Jack Posobiec Links to Russian Intelligence-Backed Website
One America News Network (OANN) correspondent Jack Posobiec tweeted 28 times over a span of ten months links to a website the U.S. government says is backed by Russian intelligence.
Posobiec repeatedly linked on Twitter to the obscure website “SouthFront,” which the U.S. Department of the Treasury named on April 15 in a statement explaining its enactment of sanctions on the Russian government, Hatewatch found. SouthFront, in turn, made posts promoting Posobiec. Southfront also cited Posobiec’s tweets in their posts, as they did in February when announcing that Senate Republicans acquitted President Trump on charges related to his role in the Jan. 6 insurrection. Posobiec has used Twitter to promote Russian intelligence-backed propaganda before, as when he served as a central figure in spreading a hack of Emmanuel Macron’s emails in May 2017, as Hatewatch has previously reported.
The Department of the Treasury put in place those sanctions in response to attempts to “influence the 2020 U.S. presidential election at the direction of the leadership of the Russian Government,” the statement noted. The government described the website Posobiec shared dozens of times as being operated by Russia’s Federal Security Service (FSB) in an attempt to appeal to Western audiences:
SouthFront is an online disinformation site registered in Russia that receives taskings from the FSB. It attempts to appeal to military enthusiasts, veterans, and conspiracy theorists, all while going to great lengths to hide its connections to Russian intelligence. In the aftermath of the 2020 U.S. presidential election, SouthFront sought to promote perceptions of voter fraud by publishing content alleging that such activity took place during the 2020 U.S. presidential election cycle.
Posobiec shared to Twitter the 28 links to SouthFront from November 2019 to August 2020, all while working for the low-standard news network OANN, Hatewatch found. The OANN correspondent shared SouthFront links related to such subjects as Iran, Syria, Libya and China. (The web traffic analysis company Alexa suggests that SouthFront.org pulls most of its traffic from posts about Syria and its surrounding region.) Posobiec also shared SouthFront links focused on the COVID-19 pandemic and at least one post on the site that mocked concerns about Russian disinformation. Posobiec frequently deletes posts with disinformation or hateful language from Twitter after they have gone viral, as he did in 2017 after promoting on that site a neo-fascist Polish political movement that in the 1930s bombed Jewish homes.

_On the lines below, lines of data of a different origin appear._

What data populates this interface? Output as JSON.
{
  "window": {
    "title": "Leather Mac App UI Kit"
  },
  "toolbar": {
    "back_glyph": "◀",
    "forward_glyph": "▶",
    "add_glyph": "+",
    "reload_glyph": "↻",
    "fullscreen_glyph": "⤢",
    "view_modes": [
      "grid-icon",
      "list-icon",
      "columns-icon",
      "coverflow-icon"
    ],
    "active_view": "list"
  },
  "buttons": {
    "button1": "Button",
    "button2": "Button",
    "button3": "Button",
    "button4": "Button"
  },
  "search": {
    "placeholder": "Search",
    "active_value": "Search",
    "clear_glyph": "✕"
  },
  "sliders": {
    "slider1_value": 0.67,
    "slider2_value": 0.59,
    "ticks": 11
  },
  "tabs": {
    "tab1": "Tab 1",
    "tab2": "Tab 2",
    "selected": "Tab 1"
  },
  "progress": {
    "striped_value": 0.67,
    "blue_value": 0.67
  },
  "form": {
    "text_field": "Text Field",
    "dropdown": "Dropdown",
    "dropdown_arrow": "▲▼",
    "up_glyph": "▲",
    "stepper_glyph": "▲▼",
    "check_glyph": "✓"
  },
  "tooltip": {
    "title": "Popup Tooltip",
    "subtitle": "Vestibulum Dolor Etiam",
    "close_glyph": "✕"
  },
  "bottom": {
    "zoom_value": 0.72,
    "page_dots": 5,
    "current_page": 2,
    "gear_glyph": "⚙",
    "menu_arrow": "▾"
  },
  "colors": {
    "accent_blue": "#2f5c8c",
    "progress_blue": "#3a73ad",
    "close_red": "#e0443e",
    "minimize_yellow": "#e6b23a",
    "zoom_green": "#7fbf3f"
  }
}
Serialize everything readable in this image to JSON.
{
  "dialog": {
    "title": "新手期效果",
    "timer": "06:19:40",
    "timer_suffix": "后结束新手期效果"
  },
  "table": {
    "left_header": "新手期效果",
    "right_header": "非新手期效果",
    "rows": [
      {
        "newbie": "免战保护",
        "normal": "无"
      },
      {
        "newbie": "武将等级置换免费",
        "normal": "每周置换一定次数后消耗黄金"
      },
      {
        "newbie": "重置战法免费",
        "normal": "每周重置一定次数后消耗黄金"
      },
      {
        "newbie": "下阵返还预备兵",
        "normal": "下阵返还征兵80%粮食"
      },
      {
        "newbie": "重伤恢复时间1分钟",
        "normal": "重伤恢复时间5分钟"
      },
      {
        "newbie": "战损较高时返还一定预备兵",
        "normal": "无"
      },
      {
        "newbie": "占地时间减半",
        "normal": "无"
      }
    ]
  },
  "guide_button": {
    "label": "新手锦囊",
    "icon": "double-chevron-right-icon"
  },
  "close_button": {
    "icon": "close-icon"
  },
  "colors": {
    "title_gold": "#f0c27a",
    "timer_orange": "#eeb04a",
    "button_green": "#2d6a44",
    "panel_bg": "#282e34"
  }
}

Twitter “verified” Posobiec’s account in April 2017. Verification on Twitter gives media figures and celebrities a blue check next to their names on the site, which critics say awards far-right extremists like Posobiec an air of authority they would not otherwise be able to obtain. Hatewatch found only scattered examples of “verified” Twitter users promoting SouthFront outside of Posobiec. Posobiec, who has over 1 million Twitter followers, also appeared to produce some of the most engagement SouthFront has received on the site, based upon a review of tweets linking to their content. Twitter now issues a warning when users click on SouthFront-related content linked on their site, describing the material as being potentially “unsafe.”
Hatewatch reached out to Posobiec for a comment about his interest in SouthFront, but he did not reply. Hatewatch also reached out to Twitter for a comment about Posobiec using their site to push Russian intelligence-backed hacking efforts and disinformation. Twitter did not reply. Hatewatch also reached out to OANN for a comment about Posobiec’s interest in SouthFront. OANN, which critics have described as promoting Russian propaganda, did not respond. SouthFront replied to the government’s depiction of their website with mockery.
“No day without shaping the history! Big Bad SouthFront is once again threatening interests of the leadership of the world’s sole superpower,” SouthFront wrote in a post published April 15.